Despite years of discussion between state governments, insufficient progress has been made on aligning rules between states, said LCA.
“We have eight jurisdictions and four different approaches dealing with precisely the same issue,” said Technical Manager David Crossley.
While there is no direct cause for the public to be alarmed about safety, consumers are paying more because of unnecessary red tape created by governments across the country.
“It’s a real shame that the full benefits of LED technologies aren’t being realised by consumers because costs are needlessly raised by governments that don’t seem to be able to get their acts together.
“Higher costs for industry in registering and handling products means higher costs for consumers when they see the item on the shelf.”

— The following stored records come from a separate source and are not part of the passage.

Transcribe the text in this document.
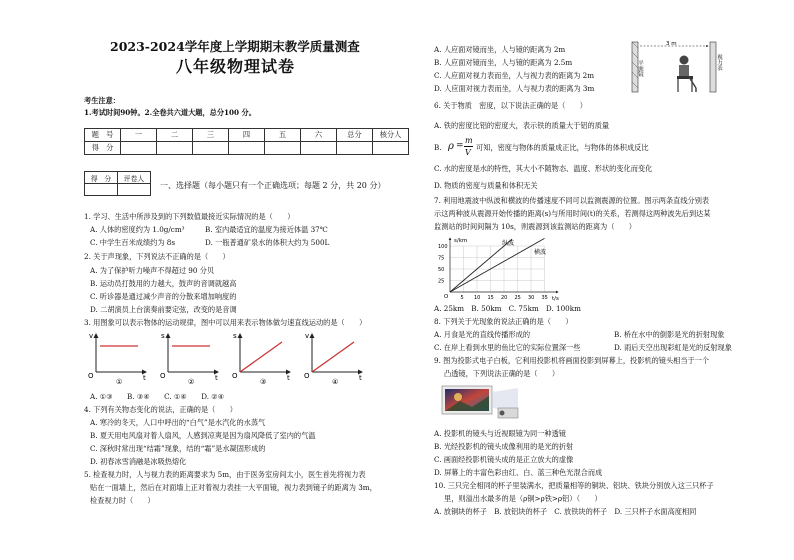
2023-2024学年度上学期期末教学质量测查
八年级物理试卷
考生注意：
1.考试时间90钟。2.全卷共六道大题，总分100 分。
题　号	一	二	三	四	五	六	总分	核分人
得　分								
得　分	评卷人

一、选择题（每小题只有一个正确选项；每题 2 分，共 20 分）
1. 学习、生活中所涉及到的下列数值最接近实际情况的是（　　）
A. 人体的密度约为 1.0g/cm³	B. 室内最适宜的温度为接近体温 37℃
C. 中学生百米成绩约为 8s	D. 一瓶普通矿泉水的体积大约为 500L
2. 关于声现象，下列说法不正确的是（　　）
A. 为了保护听力噪声不得超过 90 分贝
B. 运动员打鼓用的力越大，鼓声的音调就越高
C. 听诊器是通过减少声音的分散来增加响度的
D. 二胡演员上台演奏前要定弦，改变的是音调
3. 用图象可以表示物体的运动规律，图中可以用来表示物体做匀速直线运动的是（　　）
v
O	t
①
s
O	t
②
s
O	t
③
v
O	t
④
A. ①③　　B. ③④　　C. ①④　　D. ②④
4. 下列有关物态变化的说法，正确的是（　　）
A. 寒冷的冬天，人口中呼出的“白气”是水汽化的水蒸气
B. 夏天用电风扇对着人扇风，人感到凉爽是因为扇风降低了室内的气温
C. 深秋时常出现“结霜”现象，结的“霜”是水凝固形成的
D. 初春冰雪消融是冰吸热熔化
5. 检查视力时，人与视力表的距离要求为 5m，由于医务室房间太小，医生首先将视力表
贴在一面墙上，然后在对面墙上正对着视力表挂一大平面镜，视力表到镜子的距离为 3m，
检查视力时（　　）
A. 人应面对镜而坐，人与镜的距离为 2m
B. 人应面对镜而坐，人与镜的距离为 2.5m
C. 人应面对视力表而坐，人与视力表的距离为 2m
D. 人应面对视力表而坐，人与视力表的距离为 3m
平面镜	视力表
3 m
6. 关于物质　密度，以下说法正确的是（　　）
A. 铁的密度比铝的密度大，表示铁的质量大于铝的质量
B. ρ =
m
V
可知，密度与物体的质量成正比，与物体的体积成反比
C. 水的密度是水的特性，其大小不随物态、温度、形状的变化而变化
D. 物质的密度与质量和体积无关
7. 利用地震波中纵波和横波的传播速度不同可以监测震源的位置。图示两条直线分别表
示这两种波从震源开始传播的距离(s)与所用时间(t)的关系，若测得这两种波先后到达某
监测站的时间间隔为 10s，则震源到该监测站的距离为（　　）
s/km
t/s
O 5 10 15 20 25 30 35
25
50
75
100	纵波
横波
A. 25km　B. 50km　C. 75km　D. 100km
8. 下列关于光现象的说法正确的是（　　）
A. 月食是光的直线传播形成的	B. 桥在水中的倒影是光的折射现象
C. 在岸上看到水里的鱼比它的实际位置深一些	D. 雨后天空出现彩虹是光的反射现象
9. 图为投影式电子白板，它利用投影机将画面投影到屏幕上，投影机的镜头相当于一个
凸透镜，下列说法正确的是（　　）
A. 投影机的镜头与近视眼镜为同一种透镜
B. 光经投影机的镜头成像利用的是光的折射
C. 画面经投影机镜头成的是正立放大的虚像
D. 屏幕上的丰富色彩由红、白、蓝三种色光混合而成
10. 三只完全相同的杯子里装满水，把质量相等的铜块、铝块、铁块分别放入这三只杯子
里，则溢出水最多的是（ρ铜>ρ铁>ρ铝）（　　）
A. 放铜块的杯子　B. 放铝块的杯子　C. 放铁块的杯子　D. 三只杯子水面高度相同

The lack of alignment between regulations means that suppliers face different rules in different jurisdictions for the same products, said LCA. In some states, regulations are applied retrospectively; while in others, the rules start from day one.
In practice, suppliers can’t control how items sold on to retailers are managed. Yet some states will require suppliers to retrospectively certify products they no longer stock at significant and unnecessary cost. Other states rightly recognise that products already in the supply chain should be ‘grandfathered’ or allowed to pass through the supply chain without retrospective costs being imposed.
The differences between state regulations are unnecessary, difficult and costly for suppliers to manage. These additional costs are passed on to consumers through higher prices for LED products. LED lights are the future of the lighting market and we call on state governments to step up and take decisive steps to address this long-running issue, said LCA.
A solution would entail all regulators aligning under the Electrical Regulatory Authorities Council Electrical Equipment Safety System. A regulatory impact assessment of that system was signed by seven jurisdictions 10 years ago but we currently only have two states aligned under that model, according to LCA.
The new regulations for LEDs classify mains voltage self-ballasted LED lamps as high risk and require product certification1, marking2 and registration3 before sale. Resellers should verify their products meet the new requirements by contacting suppliers.
- Certification: To be certified an LED lamp must have a valid electrical safety certificate issued by an Australian electrical safety regulator or third-party certifier showing compliance with the Australian Standard for mains voltage self-ballasted LED lamps (AS/NZS 62560).
- Product Marking: LED lamps must be marked with the Regulatory Compliance Mark.